In ihrem medien- und genreübergreifenden Werk, das Malerei, Film, Installation und Performance umfasst, setzt sich die türkische Künstlerin Gülsün Karamustafa mit Themen wie Migration, Ausgrenzung, staatliche Gewalt, Religion, Urbanisierung, Feminismus und Gender auseinander. Karamustafa beobachtet dabei nicht nur präzise und empathisch die sozialen Veränderungen im Lebensalltag der Menschen, insbesondere von Frauen, sondern begreift sich auch als ein Teil davon und reagiert darauf – mit den Mitteln und Möglichkeiten der Kunst.

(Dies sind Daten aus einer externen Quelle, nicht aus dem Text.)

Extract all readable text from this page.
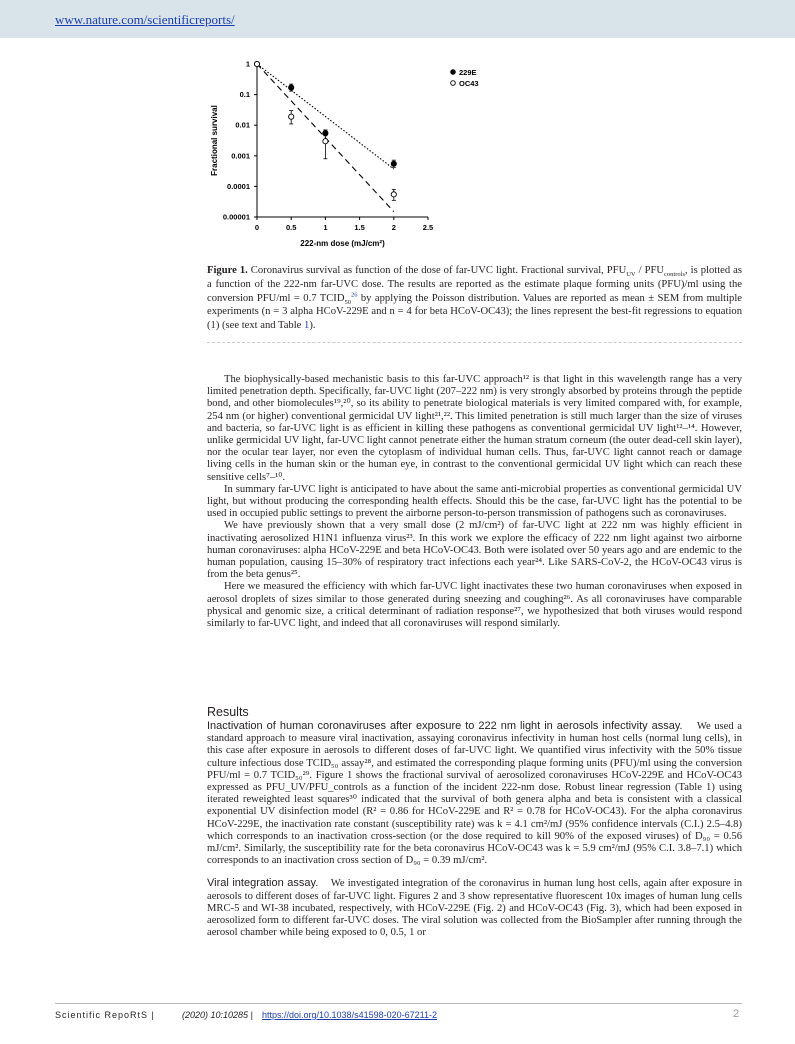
www.nature.com/scientificreports/
0	0.5	1	1.5	2	2.5
1
0.1
0.01
0.001
0.0001
0.00001
222-nm dose (mJ/cm²)
Fractional survival
229E
OC43
Figure 1. Coronavirus survival as function of the dose of far-UVC light. Fractional survival, $PFU_{UV} / PFU_{controls}$, is plotted as a function of the 222-nm far-UVC dose. The results are reported as the estimate plaque forming units (PFU)/ml using the conversion PFU/ml = 0.7 $TCID_{50}^{26}$ by applying the Poisson distribution. Values are reported as mean ± SEM from multiple experiments (n = 3 alpha HCoV-229E and n = 4 for beta HCoV-OC43); the lines represent the best-fit regressions to equation (1) (see text and Table 1).

The biophysically-based mechanistic basis to this far-UVC approach¹² is that light in this wavelength range has a very limited penetration depth. Specifically, far-UVC light (207–222 nm) is very strongly absorbed by proteins through the peptide bond, and other biomolecules¹⁹,²⁰, so its ability to penetrate biological materials is very limited compared with, for example, 254 nm (or higher) conventional germicidal UV light²¹,²². This limited penetration is still much larger than the size of viruses and bacteria, so far-UVC light is as efficient in killing these pathogens as conventional germicidal UV light¹²–¹⁴. However, unlike germicidal UV light, far-UVC light cannot penetrate either the human stratum corneum (the outer dead-cell skin layer), nor the ocular tear layer, nor even the cytoplasm of individual human cells. Thus, far-UVC light cannot reach or damage living cells in the human skin or the human eye, in contrast to the conventional germicidal UV light which can reach these sensitive cells⁷–¹⁰.

In summary far-UVC light is anticipated to have about the same anti-microbial properties as conventional germicidal UV light, but without producing the corresponding health effects. Should this be the case, far-UVC light has the potential to be used in occupied public settings to prevent the airborne person-to-person transmission of pathogens such as coronaviruses.

We have previously shown that a very small dose (2 mJ/cm²) of far-UVC light at 222 nm was highly efficient in inactivating aerosolized H1N1 influenza virus²³. In this work we explore the efficacy of 222 nm light against two airborne human coronaviruses: alpha HCoV-229E and beta HCoV-OC43. Both were isolated over 50 years ago and are endemic to the human population, causing 15–30% of respiratory tract infections each year²⁴. Like SARS-CoV-2, the HCoV-OC43 virus is from the beta genus²⁵.

Here we measured the efficiency with which far-UVC light inactivates these two human coronaviruses when exposed in aerosol droplets of sizes similar to those generated during sneezing and coughing²⁶. As all coronaviruses have comparable physical and genomic size, a critical determinant of radiation response²⁷, we hypothesized that both viruses would respond similarly to far-UVC light, and indeed that all coronaviruses will respond similarly.

Results

Inactivation of human coronaviruses after exposure to 222 nm light in aerosols infectivity assay. We used a standard approach to measure viral inactivation, assaying coronavirus infectivity in human host cells (normal lung cells), in this case after exposure in aerosols to different doses of far-UVC light. We quantified virus infectivity with the 50% tissue culture infectious dose TCID₅₀ assay²⁸, and estimated the corresponding plaque forming units (PFU)/ml using the conversion PFU/ml = 0.7 TCID₅₀²⁹. Figure 1 shows the fractional survival of aerosolized coronaviruses HCoV-229E and HCoV-OC43 expressed as PFU_UV/PFU_controls as a function of the incident 222-nm dose. Robust linear regression (Table 1) using iterated reweighted least squares³⁰ indicated that the survival of both genera alpha and beta is consistent with a classical exponential UV disinfection model (R² = 0.86 for HCoV-229E and R² = 0.78 for HCoV-OC43). For the alpha coronavirus HCoV-229E, the inactivation rate constant (susceptibility rate) was k = 4.1 cm²/mJ (95% confidence intervals (C.I.) 2.5–4.8) which corresponds to an inactivation cross-section (or the dose required to kill 90% of the exposed viruses) of D₉₀ = 0.56 mJ/cm². Similarly, the susceptibility rate for the beta coronavirus HCoV-OC43 was k = 5.9 cm²/mJ (95% C.I. 3.8–7.1) which corresponds to an inactivation cross section of D₉₀ = 0.39 mJ/cm².

Viral integration assay. We investigated integration of the coronavirus in human lung host cells, again after exposure in aerosols to different doses of far-UVC light. Figures 2 and 3 show representative fluorescent 10x images of human lung cells MRC-5 and WI-38 incubated, respectively, with HCoV-229E (Fig. 2) and HCoV-OC43 (Fig. 3), which had been exposed in aerosolized form to different far-UVC doses. The viral solution was collected from the BioSampler after running through the aerosol chamber while being exposed to 0, 0.5, 1 or

Scientific RepoRtS |	(2020) 10:10285 | https://doi.org/10.1038/s41598-020-67211-2	2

„‘Das Private ist politisch‘, der alte 70er-Jahre-Slogan der Emanzipationsbewegung von Frauen und Minderheiten, trifft für diese Künstlerin auf besondere Weise zu. [Für Gülsün Karamustafa] resultiert Kunst aus dem Leben – und es gelingt ihr, die Beschäftigung mit den spezifischen historischen und gesellschaftlichen Gegebenheiten in der Türkei mit einer ebenso humanen wie poetischen Sichtweise zu verbinden, die Gedanken anregt und Aussagen trifft, die sich allgemeingültig lesen lassen und die sich an die Menschheit als ganze richten.“ (Bernhart Schwenk in seiner Laudatio anlässlich der Verleihung des renommierten Roswitha-Haftmann-Preises 2021)

Gülsün Karamustafa gilt heute als eine der wichtigsten zeitgenössischen Künstlerinnen der Türkei und hat einen starken Einfluss auf jüngere Künstlergenerationen ausgeübt. Ihre Werke befinden sich in bedeutenden Museumssammlungen. Kürzlich fanden große Retrospektiven ihres Werks in Istanbul und Berlin statt.